MCP Servers Overview
How FlowTrux uses Model Context Protocol servers to connect AI agents with external tools
MCP (Model Context Protocol) is a standardized way for AI models to discover and use external tools. FlowTrux runs MCP servers as child processes that communicate over JSON-RPC via stdio, giving Agent nodes access to tools like Slack messaging, database queries, file operations, and more.
Architecture
Each MCP server runs as an isolated child process on the FlowTrux server. When an Agent node needs to call a tool:
- FlowTrux starts (or reuses) the MCP server process.
- The server advertises its available tools and their parameter schemas.
- The AI model decides which tool to call and with what parameters.
- FlowTrux sends the tool call to the server via JSON-RPC over stdin/stdout.
- The server executes the tool and returns the result.
- The result is passed back to the AI model.
Connection Pool
MCP server connections are pooled at the workspace level:
- Connections are reused across concurrent workflow executions within the same workspace.
- Idle connections are automatically cleaned up after 5 minutes.
- The pool holds a maximum of 50 entries.
- Each workflow execution gets its own
MCPManagerscoped to workspace-configured servers.
This means the first execution may take slightly longer to start (while connections are established), but subsequent executions reuse existing connections.
Built-in Servers
FlowTrux includes the following built-in MCP servers:
| Server | Description | Documentation |
|---|---|---|
| Slack | Send messages, manage channels, upload files | Slack |
| Telegram | Send messages and documents via Telegram Bot | Telegram |
| Google Workspace | Sheets, Gmail, Calendar, Drive | Google Workspace |
| Stocks | Financial market data (Polygon.io, Finnhub) | Stocks |
| Files | Organization file storage | Files |
| Filesystem | Local server disk file operations | Filesystem |
| SSH | Remote server command execution and file transfer | SSH |
| Twilio | SMS, voice calls, WhatsApp messaging | Twilio |
| YouTrack | JetBrains YouTrack issue tracking | YouTrack |
| PDF document generation (markdown, reports, tables) | PDF Generator | |
| Notion | Pages, databases, blocks, comments | Notion |
| GitHub | Issues, PRs, repos, Actions workflows | GitHub |
| Jira | Issues, projects, sprints, transitions | Jira |
| Wialon | Telematics: units, messages, geofences, reports, ACL | Wialon |
External Servers
You can add any MCP-compatible server. See External Servers for details.
Setup
1. Add an MCP Server
- Navigate to Settings > MCP Servers (requires OWNER role).
- Click Add Server.
- Choose a built-in server type or select External for a custom server.

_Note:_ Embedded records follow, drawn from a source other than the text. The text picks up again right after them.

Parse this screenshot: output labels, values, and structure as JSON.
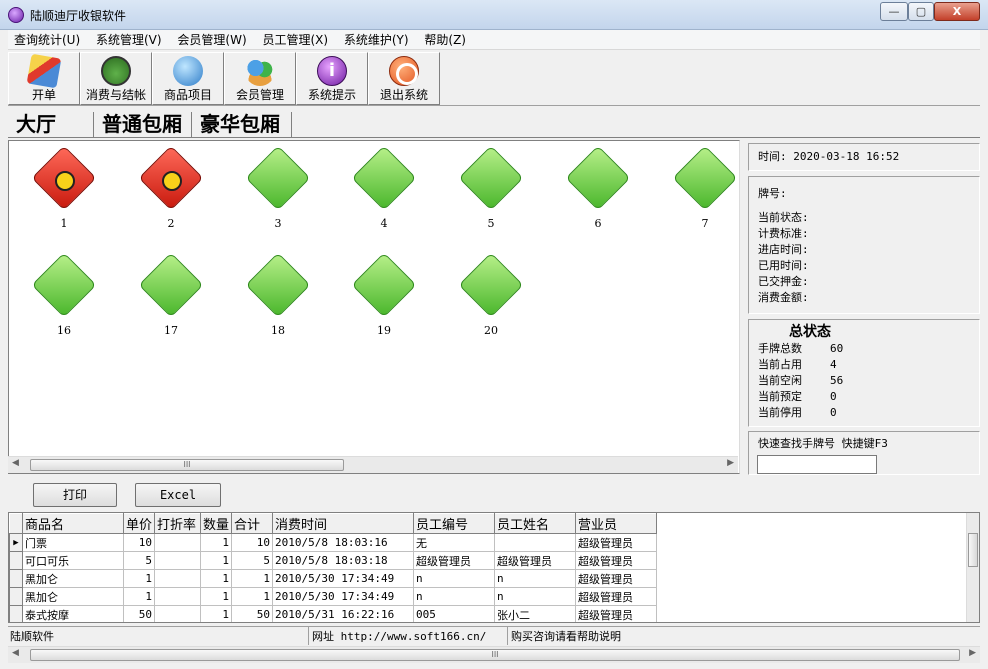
{
  "window": {
    "title": "陆顺迪厅收银软件",
    "min_glyph": "—",
    "max_glyph": "▢",
    "close_glyph": "X"
  },
  "menu": [
    "查询统计(U)",
    "系统管理(V)",
    "会员管理(W)",
    "员工管理(X)",
    "系统维护(Y)",
    "帮助(Z)"
  ],
  "toolbar": [
    {
      "label": "开单",
      "icon": "brush-icon"
    },
    {
      "label": "消费与结帐",
      "icon": "money-bag-icon"
    },
    {
      "label": "商品项目",
      "icon": "apple-icon"
    },
    {
      "label": "会员管理",
      "icon": "users-icon"
    },
    {
      "label": "系统提示",
      "icon": "info-icon"
    },
    {
      "label": "退出系统",
      "icon": "no-entry-icon"
    }
  ],
  "tabs": [
    "大厅",
    "普通包厢",
    "豪华包厢"
  ],
  "rooms": [
    {
      "number": "1",
      "status": "busy"
    },
    {
      "number": "2",
      "status": "busy"
    },
    {
      "number": "3",
      "status": "free"
    },
    {
      "number": "4",
      "status": "free"
    },
    {
      "number": "5",
      "status": "free"
    },
    {
      "number": "6",
      "status": "free"
    },
    {
      "number": "7",
      "status": "free"
    },
    {
      "number": "16",
      "status": "free"
    },
    {
      "number": "17",
      "status": "free"
    },
    {
      "number": "18",
      "status": "free"
    },
    {
      "number": "19",
      "status": "free"
    },
    {
      "number": "20",
      "status": "free"
    }
  ],
  "info": {
    "time": "时间: 2020-03-18 16:52",
    "plate_label": "牌号:",
    "fields": [
      "当前状态:",
      "计费标准:",
      "进店时间:",
      "已用时间:",
      "已交押金:",
      "消费金额:"
    ]
  },
  "stats": {
    "title": "总状态",
    "rows": [
      {
        "k": "手牌总数",
        "v": "60"
      },
      {
        "k": "当前占用",
        "v": "4"
      },
      {
        "k": "当前空闲",
        "v": "56"
      },
      {
        "k": "当前预定",
        "v": "0"
      },
      {
        "k": "当前停用",
        "v": "0"
      }
    ]
  },
  "search": {
    "label": "快速查找手牌号  快捷键F3",
    "value": ""
  },
  "buttons": {
    "print": "打印",
    "excel": "Excel"
  },
  "grid": {
    "columns": [
      "商品名",
      "单价",
      "打折率",
      "数量",
      "合计",
      "消费时间",
      "员工编号",
      "员工姓名",
      "营业员"
    ],
    "rows": [
      [
        "门票",
        "10",
        "",
        "1",
        "10",
        "2010/5/8 18:03:16",
        "无",
        "",
        "超级管理员"
      ],
      [
        "可口可乐",
        "5",
        "",
        "1",
        "5",
        "2010/5/8 18:03:18",
        "超级管理员",
        "超级管理员",
        "超级管理员"
      ],
      [
        "黑加仑",
        "1",
        "",
        "1",
        "1",
        "2010/5/30 17:34:49",
        "n",
        "n",
        "超级管理员"
      ],
      [
        "黑加仑",
        "1",
        "",
        "1",
        "1",
        "2010/5/30 17:34:49",
        "n",
        "n",
        "超级管理员"
      ],
      [
        "泰式按摩",
        "50",
        "",
        "1",
        "50",
        "2010/5/31 16:22:16",
        "005",
        "张小二",
        "超级管理员"
      ]
    ]
  },
  "status_bar": {
    "company": "陆顺软件",
    "website": "网址 http://www.soft166.cn/",
    "help": "购买咨询请看帮助说明"
  },
  "scroll_grip": "III"
}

- Enter the required configuration (API keys, tokens, etc.).
- Click Save.
All credentials are encrypted before being stored in the database.
2. Assign to a Workspace
MCP servers are not automatically available in all workspaces:
- Go to Settings > Workspaces.
- Click Edit on the target workspace.
- Under MCP Servers, select which servers this workspace can use.
- Click Save.
3. Use in a Workflow
Once assigned to a workspace, MCP tools become available in:
- Agent nodes -- Add tools in the Inspector panel so the AI can call them.

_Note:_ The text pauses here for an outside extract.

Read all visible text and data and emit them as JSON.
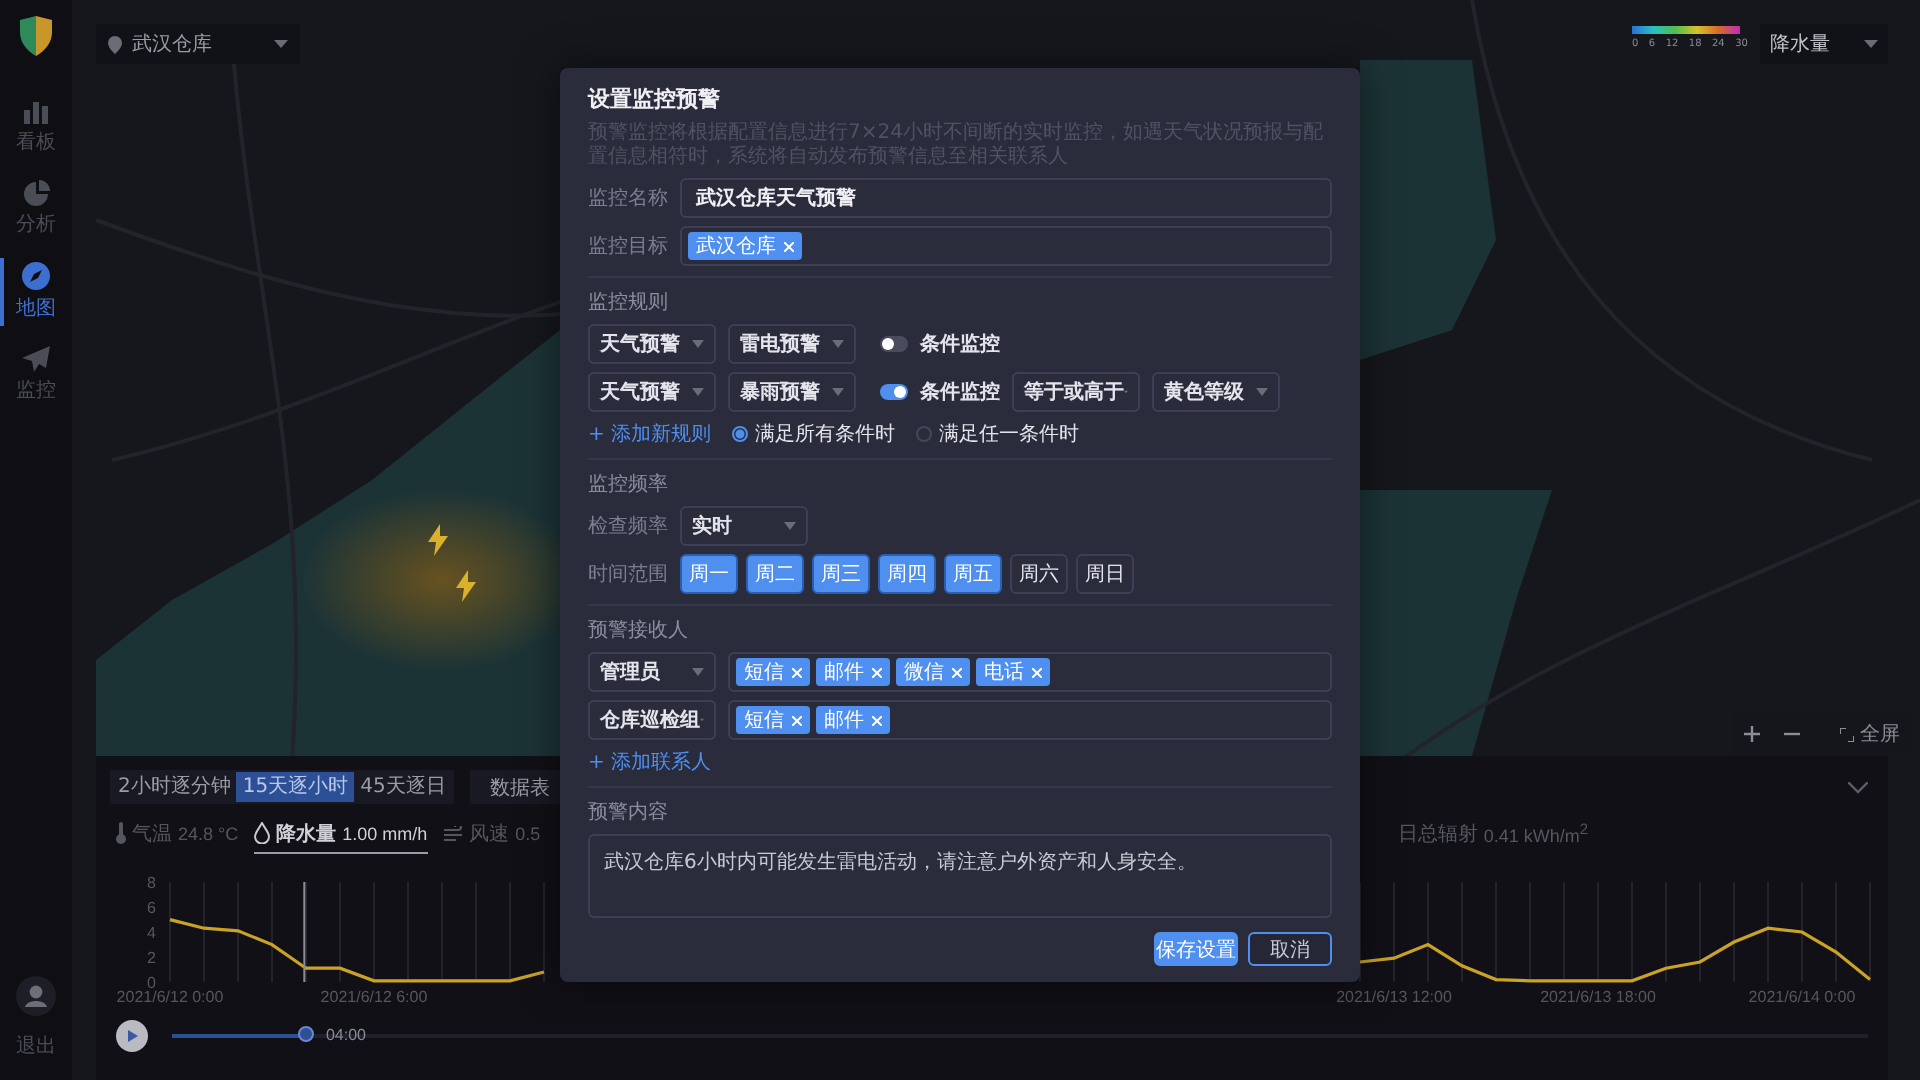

- Action nodes -- Select "MCP" as the action type to call a specific tool directly.
Security
- Each MCP server runs in its own child process, isolated from other servers.
- Credentials are injected as environment variables into the child process, never passed through the AI model.

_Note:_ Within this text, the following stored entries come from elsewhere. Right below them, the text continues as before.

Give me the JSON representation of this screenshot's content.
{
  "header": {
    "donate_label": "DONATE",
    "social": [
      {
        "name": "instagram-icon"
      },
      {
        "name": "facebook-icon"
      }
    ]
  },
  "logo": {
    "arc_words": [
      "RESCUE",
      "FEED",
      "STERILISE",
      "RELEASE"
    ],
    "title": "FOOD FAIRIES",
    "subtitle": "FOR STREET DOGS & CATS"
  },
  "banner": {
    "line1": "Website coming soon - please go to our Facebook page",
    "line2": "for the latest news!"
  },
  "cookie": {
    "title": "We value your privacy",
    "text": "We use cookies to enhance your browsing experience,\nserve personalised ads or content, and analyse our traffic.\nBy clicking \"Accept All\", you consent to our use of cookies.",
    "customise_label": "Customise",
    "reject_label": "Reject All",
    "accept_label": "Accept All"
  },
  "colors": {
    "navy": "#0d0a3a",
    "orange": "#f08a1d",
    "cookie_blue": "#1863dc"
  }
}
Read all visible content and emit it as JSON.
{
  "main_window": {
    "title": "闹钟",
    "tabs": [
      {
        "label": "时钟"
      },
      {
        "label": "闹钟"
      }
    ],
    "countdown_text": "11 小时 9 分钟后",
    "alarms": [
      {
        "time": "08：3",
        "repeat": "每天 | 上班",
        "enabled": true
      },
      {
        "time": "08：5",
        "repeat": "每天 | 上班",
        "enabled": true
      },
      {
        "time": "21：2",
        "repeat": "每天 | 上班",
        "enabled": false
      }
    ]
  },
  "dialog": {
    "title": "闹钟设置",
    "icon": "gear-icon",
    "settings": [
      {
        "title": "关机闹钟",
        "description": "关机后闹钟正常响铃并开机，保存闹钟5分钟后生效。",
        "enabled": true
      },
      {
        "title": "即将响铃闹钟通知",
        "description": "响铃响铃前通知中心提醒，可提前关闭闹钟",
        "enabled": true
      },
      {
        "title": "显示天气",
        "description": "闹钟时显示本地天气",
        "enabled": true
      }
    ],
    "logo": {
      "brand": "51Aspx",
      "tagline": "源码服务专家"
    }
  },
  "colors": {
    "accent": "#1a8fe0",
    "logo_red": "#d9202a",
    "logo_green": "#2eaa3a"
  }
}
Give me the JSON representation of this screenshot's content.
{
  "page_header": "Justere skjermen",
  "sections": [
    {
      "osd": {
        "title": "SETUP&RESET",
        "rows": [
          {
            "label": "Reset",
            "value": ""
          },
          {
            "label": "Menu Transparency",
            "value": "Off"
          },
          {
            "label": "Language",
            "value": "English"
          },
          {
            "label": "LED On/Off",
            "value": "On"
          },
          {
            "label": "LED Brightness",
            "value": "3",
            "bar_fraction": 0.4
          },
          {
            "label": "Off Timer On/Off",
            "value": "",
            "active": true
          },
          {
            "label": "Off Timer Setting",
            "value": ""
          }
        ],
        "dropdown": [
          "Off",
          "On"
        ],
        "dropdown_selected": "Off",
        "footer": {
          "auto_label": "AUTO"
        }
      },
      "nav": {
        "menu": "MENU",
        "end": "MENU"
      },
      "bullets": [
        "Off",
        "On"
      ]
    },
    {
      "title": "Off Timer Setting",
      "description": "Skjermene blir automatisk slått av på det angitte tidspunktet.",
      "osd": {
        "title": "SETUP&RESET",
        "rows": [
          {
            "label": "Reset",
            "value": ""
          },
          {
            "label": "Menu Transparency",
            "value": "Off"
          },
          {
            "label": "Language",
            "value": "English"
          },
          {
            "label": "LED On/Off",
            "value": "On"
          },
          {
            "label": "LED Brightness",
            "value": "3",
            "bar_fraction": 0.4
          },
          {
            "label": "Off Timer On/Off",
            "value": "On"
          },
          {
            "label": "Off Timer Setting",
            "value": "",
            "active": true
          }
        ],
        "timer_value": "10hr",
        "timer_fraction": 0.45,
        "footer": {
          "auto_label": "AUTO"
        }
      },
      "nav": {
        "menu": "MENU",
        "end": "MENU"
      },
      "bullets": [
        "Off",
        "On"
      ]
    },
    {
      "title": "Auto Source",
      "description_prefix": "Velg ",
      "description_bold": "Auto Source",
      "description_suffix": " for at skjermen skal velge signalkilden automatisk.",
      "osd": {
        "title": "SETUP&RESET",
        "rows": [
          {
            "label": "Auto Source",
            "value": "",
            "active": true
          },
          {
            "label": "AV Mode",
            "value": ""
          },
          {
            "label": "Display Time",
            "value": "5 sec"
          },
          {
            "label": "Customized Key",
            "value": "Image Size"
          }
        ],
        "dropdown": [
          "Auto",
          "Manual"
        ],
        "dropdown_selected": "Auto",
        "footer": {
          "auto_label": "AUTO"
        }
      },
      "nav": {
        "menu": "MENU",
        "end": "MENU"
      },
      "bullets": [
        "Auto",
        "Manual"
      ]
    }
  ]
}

- Server processes receive a 3-stage shutdown sequence (stdin close, SIGTERM, SIGKILL) to prevent zombie processes.
- File and organization data are scoped -- servers can only access resources belonging to their organization and workspace.
Plan Limits
Your organization's plan may limit the number of MCP server configurations. Check Settings > Plan & Usage to see your current limits.